The second thing that surprised me was the lack of care when it came to typos, poor punctuation, misspelling, dodgy grammar and unprofessional layout. And that wasn't limited to the stories that didn't make a longlist, it was right up until that final 15. Even some of them had mistakes - which in a story of around 2,000 words is reprehensible, at least in my book. Self-editing is key to making a good impression these days whether it's on agents, publishers, readers or professional reviewers like Fiction Feedback. Do whatever's necessary: print it out, read it aloud, view it in a different typeface and size, give it to a friend who's a whiz at English - but do something. Read, read and read again. And if you're unsure about the best layout, or punctuation around dialogue, or a grammar question, look on the web. Lots of good advice out there and in a huge choice of books too.

Some beginner writers genuinely believe that their prose doesn't matter and that if the story shines an agent or publisher will pick it up anyway. Wrong. The quality of the prose is the first thing they can judge about a piece of writing and it takes professionals seconds to come to that judgement: if the prose is poor the manuscript is rejected; if it's good they'll stick with it.

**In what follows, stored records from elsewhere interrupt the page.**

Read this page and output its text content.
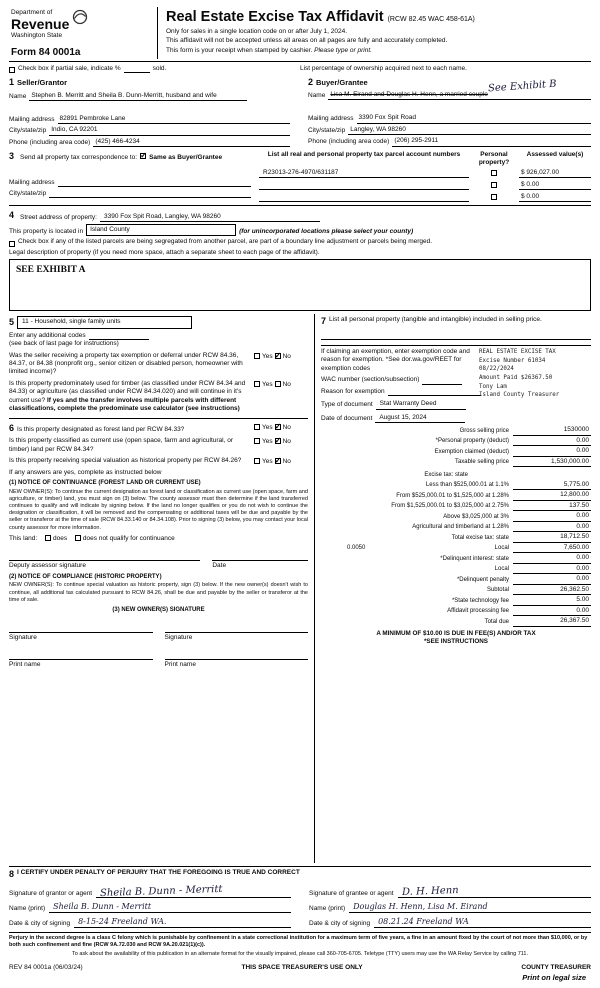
Department of
Revenue
Washington State
Form 84 0001a
Real Estate Excise Tax Affidavit (RCW 82.45 WAC 458-61A)
Only for sales in a single location code on or after July 1, 2024.
This affidavit will not be accepted unless all areas on all pages are fully and accurately completed.
This form is your receipt when stamped by cashier. Please type or print.
Check box if partial sale, indicate %	sold.	List percentage of ownership acquired next to each name.
1 Seller/Grantor
Name Stephen B. Merritt and Sheila B. Dunn-Merritt, husband and wife
Mailing address 82891 Pembroke Lane
City/state/zip Indio, CA 92201
Phone (including area code) (425) 466-4234
2 Buyer/Grantee	See Exhibit B
Name Lisa M. Eirand and Douglas H. Henn, a married couple
Mailing address 3390 Fox Spit Road
City/state/zip Langley, WA 98260
Phone (including area code) (206) 295-2911
3 Send all property tax correspondence to: ✓ Same as Buyer/Grantee
Mailing address
City/state/zip
List all real and personal property tax parcel account numbers	Personal property?
Assessed value(s)
R23013-276-4970/631187	$ 926,027.00
$ 0.00
$ 0.00
4 Street address of property:	3390 Fox Spit Road, Langley, WA 98260
This property is located in	Island County	(for unincorporated locations please select your county)
Check box if any of the listed parcels are being segregated from another parcel, are part of a boundary line adjustment or parcels being merged.
Legal description of property (if you need more space, attach a separate sheet to each page of the affidavit).
SEE EXHIBIT A
5	11 - Household, single family units
Enter any additional codes
(see back of last page for instructions)
Was the seller receiving a property tax exemption or deferral under RCW 84.36, 84.37, or 84.38 (nonprofit org., senior citizen or disabled person, homeowner with limited income)?
Yes ✓ No
Is this property predominately used for timber (as classified under RCW 84.34 and 84.33) or agriculture (as classified under RCW 84.34.020) and will continue in it's current use? If yes and the transfer involves multiple parcels with different classifications, complete the predominate use calculator (see instructions)
Yes No
6 Is this property designated as forest land per RCW 84.33?	Yes ✓ No
Is this property classified as current use (open space, farm and agricultural, or timber) land per RCW 84.34?
Yes ✓ No
Is this property receiving special valuation as historical property per RCW 84.26?	Yes ✓ No
If any answers are yes, complete as instructed below
(1) NOTICE OF CONTINUANCE (FOREST LAND OR CURRENT USE)
NEW OWNER(S): To continue the current designation as forest land or classification as current use (open space, farm and agriculture, or timber) land, you must sign on (3) below. The county assessor must then determine if the land transferred continues to qualify and will indicate by signing below. If the land no longer qualifies or you do not wish to continue the designation or classification, it will be removed and the compensating or additional taxes will be due and payable by the seller or transferor at the time of sale (RCW 84.33.140 or 84.34.108). Prior to signing (3) below, you may contact your local county assessor for more information.
This land:	does	does not qualify for continuance
Deputy assessor signature	Date
(2) NOTICE OF COMPLIANCE (HISTORIC PROPERTY)
NEW OWNER(S): To continue special valuation as historic property, sign (3) below. If the new owner(s) doesn't wish to continue, all additional tax calculated pursuant to RCW 84.26, shall be due and payable by the seller or transferor at the time of sale.
(3) NEW OWNER(S) SIGNATURE
Signature	Signature
Print name	Print name
7 List all personal property (tangible and intangible) included in selling price.
If claiming an exemption, enter exemption code and reason for exemption. *See dor.wa.gov/REET for exemption codes
WAC number (section/subsection)
Reason for exemption
Type of document	Stat Warranty Deed
Date of document	August 15, 2024
REAL ESTATE EXCISE TAX
Excise Number 61034
08/22/2024
Amount Paid $26367.50
Tony Lam
Island County Treasurer
Gross selling price	1530000
*Personal property (deduct)	0.00
Exemption claimed (deduct)	0.00
Taxable selling price	1,530,000.00
Excise tax: state
Less than $525,000.01 at 1.1%	5,775.00
From $525,000.01 to $1,525,000 at 1.28%	12,800.00
From $1,525,000.01 to $3,025,000 at 2.75%	137.50
Above $3,025,000 at 3%	0.00
Agricultural and timberland at 1.28%	0.00
Total excise tax: state	18,712.50
0.0050	Local	7,650.00
*Delinquent interest: state	0.00
Local	0.00
*Delinquent penalty	0.00
Subtotal	26,362.50
*State technology fee	5.00
Affidavit processing fee	0.00
Total due	26,367.50
A MINIMUM OF $10.00 IS DUE IN FEE(S) AND/OR TAX
*SEE INSTRUCTIONS
8 I CERTIFY UNDER PENALTY OF PERJURY THAT THE FOREGOING IS TRUE AND CORRECT
Signature of grantor or agent Sheila B. Dunn - Merritt
Name (print)	Sheila B. Dunn - Merritt
Date & city of signing	8-15-24 Freeland WA.
Signature of grantee or agent D. H. Henn
Name (print)	Douglas H. Henn, Lisa M. Eirand
Date & city of signing	08.21.24 Freeland WA
Perjury in the second degree is a class C felony which is punishable by confinement in a state correctional institution for a maximum term of five years, a fine in an amount fixed by the court of not more than $10,000, or by both such confinement and fine (RCW 9A.72.030 and RCW 9A.20.021(1)(c)).
To ask about the availability of this publication in an alternate format for the visually impaired, please call 360-705-6705. Teletype (TTY) users may use the WA Relay Service by calling 711.
REV 84 0001a (06/03/24)	THIS SPACE TREASURER'S USE ONLY	COUNTY TREASURER
Print on legal size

The same is true of the reader of self-published work. OK, they might have already bought the novel, but they won't buy another by the same author and they might well leave a negative review.

Another piece of advice about writing competitions; if you're submitting an entry by email and paying by cheque in the post, do enclose your contact details with that cheque. That way, if the email entry goes astray, the organisers can contact you to ask you to re-submit the story.

Good luck entering your next competition.